Let $B=\{[a,b)\subset\Bbb R\mid a,b\in\Bbb Q\text{ and }a
Let $B=\{[a,b)\subset\Bbb R\mid a,b\in\Bbb Q\text{ and }a<b\}$ Show that $B$ is basis for topology on $\Bbb R$.
please check my proof 
1.Let $\bigcup B=\Bbb R$ and $x\in\Bbb Q $ then $x\in [x,x+1)$ and $[x,x+1)\in B$
2.Let $B_{1}=[a,b)a,b\in\Bbb Q$ and $B_{2}=[c,d)c,d\in\Bbb Q$
and
$a\leq c\leq d\leq b$ and $x\in B_{1}\cap B_{2}$
It must exist interval $B_{3}=[e,f) e,f\in\Bbb Q$
that lie between $a\leq c\leq d\leq b$ 
therefore $x\in B_{3}\subseteq B_{1}\cap B_{2}$ and $B$ is basis for a topology on $\Bbb R$
 A: Your proof is not a proof at all. If you wrote down this proof in an exam and I was correcting it, I would give you a point or two out of 25 for having some correct ideas, but no more. It is entirely unclear (1) what you are proving, (2) what you are assuming and (3) what statement follows from what other statement.
For example, you begin your proof by saying

Let $\bigcup B=\mathbb R$ and $x\in \mathbb Q$.

But you cannot just say "let this thing be true", if "this thing" is exactly what you want to prove! You have to prove that $\bigcup B=\mathbb R$. To do that, you need to prove that every element $x\in\mathbb R$ is an element of $\bigcup B$. Therefore, your proof should start with the words:

Let $x\in\mathbb R$.

and conclude with 

Therefore, $x\in\bigcup B$.


Similarly, for point $2$, your proof should start with two arbitrary elements $B_1,B_2\in B$, and an element $x\in B_1\cap B_2$. Your proof should conclude with the discovery of $B^*\in B$ (or whatever else you want to call the set) such that $x\in B^*\subseteq B_1\cap B_2$
A: To give an idea of a more valid proof:
Let $\mathcal{B} = \{[a,b): a,b \in \mathbb{Q}, a < b\}$ be our candidate base.


*

*Let $x \in \mathbb{R}$. As the rationals are order dense in the reals we can find some $q \in \mathbb{Q}$ such that $x-1 < q < x$. But then $x \in [q,q+1)$ and $[q,q+1) \in \mathcal{B}$, so $\bigcup \mathcal{B} = \mathbb{R}$.

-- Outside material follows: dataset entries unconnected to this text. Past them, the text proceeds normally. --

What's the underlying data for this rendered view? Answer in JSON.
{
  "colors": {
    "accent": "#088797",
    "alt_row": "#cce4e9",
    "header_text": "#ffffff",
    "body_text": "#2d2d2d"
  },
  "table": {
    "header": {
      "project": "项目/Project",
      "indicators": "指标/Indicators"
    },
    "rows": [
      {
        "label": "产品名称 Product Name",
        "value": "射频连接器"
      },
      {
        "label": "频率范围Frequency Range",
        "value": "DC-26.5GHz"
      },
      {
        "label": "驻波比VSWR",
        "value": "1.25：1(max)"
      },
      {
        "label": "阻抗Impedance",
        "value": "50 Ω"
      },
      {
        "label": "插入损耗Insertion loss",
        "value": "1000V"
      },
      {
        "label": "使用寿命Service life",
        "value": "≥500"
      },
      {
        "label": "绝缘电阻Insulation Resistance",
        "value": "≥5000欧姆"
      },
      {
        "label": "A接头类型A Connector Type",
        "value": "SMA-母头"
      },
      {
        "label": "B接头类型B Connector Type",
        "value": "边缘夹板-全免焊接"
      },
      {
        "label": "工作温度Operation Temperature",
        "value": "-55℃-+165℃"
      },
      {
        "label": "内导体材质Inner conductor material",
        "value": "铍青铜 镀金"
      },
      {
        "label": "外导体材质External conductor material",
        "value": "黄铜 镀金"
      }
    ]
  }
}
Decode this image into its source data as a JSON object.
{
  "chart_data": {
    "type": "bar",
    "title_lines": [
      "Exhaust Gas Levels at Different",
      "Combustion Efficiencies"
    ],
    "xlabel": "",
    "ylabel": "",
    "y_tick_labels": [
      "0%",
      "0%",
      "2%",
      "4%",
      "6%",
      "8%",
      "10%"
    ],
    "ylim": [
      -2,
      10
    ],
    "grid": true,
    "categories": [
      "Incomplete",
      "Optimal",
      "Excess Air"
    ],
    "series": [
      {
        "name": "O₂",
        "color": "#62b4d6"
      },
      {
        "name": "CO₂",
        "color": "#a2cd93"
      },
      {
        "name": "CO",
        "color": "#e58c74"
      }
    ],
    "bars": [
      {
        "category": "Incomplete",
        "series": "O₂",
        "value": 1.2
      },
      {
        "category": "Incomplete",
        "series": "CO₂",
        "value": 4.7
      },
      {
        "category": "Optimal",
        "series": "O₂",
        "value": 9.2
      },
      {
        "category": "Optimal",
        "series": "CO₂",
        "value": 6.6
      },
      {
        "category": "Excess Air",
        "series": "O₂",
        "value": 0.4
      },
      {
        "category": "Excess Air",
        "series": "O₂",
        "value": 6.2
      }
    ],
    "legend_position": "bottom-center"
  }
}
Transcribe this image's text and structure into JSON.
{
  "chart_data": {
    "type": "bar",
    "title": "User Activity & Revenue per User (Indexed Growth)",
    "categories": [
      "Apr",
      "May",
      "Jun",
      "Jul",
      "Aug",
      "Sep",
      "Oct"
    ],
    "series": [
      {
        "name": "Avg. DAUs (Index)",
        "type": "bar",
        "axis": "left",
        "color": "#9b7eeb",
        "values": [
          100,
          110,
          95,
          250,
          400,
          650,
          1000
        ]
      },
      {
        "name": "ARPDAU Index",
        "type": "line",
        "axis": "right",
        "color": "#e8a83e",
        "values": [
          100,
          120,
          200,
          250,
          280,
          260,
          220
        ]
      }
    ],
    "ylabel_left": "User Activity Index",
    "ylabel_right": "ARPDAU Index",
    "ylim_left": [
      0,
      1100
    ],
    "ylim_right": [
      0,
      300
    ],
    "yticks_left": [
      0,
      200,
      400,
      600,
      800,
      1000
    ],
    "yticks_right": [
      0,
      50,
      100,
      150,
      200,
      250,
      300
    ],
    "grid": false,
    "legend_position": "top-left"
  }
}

*Let $B_1= [a,b) \in \mathcal{B}$ and $B_2 = [c,d) \in \mathcal{B}$.
Let $x \in B_1 \cap B_2$ be arbitrary. Then we know that $a \le x < b$ and $c \le x < d$ so that $\max(a,c) \le x$ and $x < \min(b,d)$. As all of $a,b,c,d$ are in $\mathbb{Q}$, $[\max(a,c),\min(b,d)) \in \mathcal{B}$ as well and clearly $$x \in [\max(a,c),\min(b,d)) \subseteq B_1 \cap B_2$$ as required.
So $\mathcal{B}$ obeys the two conditions to generate a topology.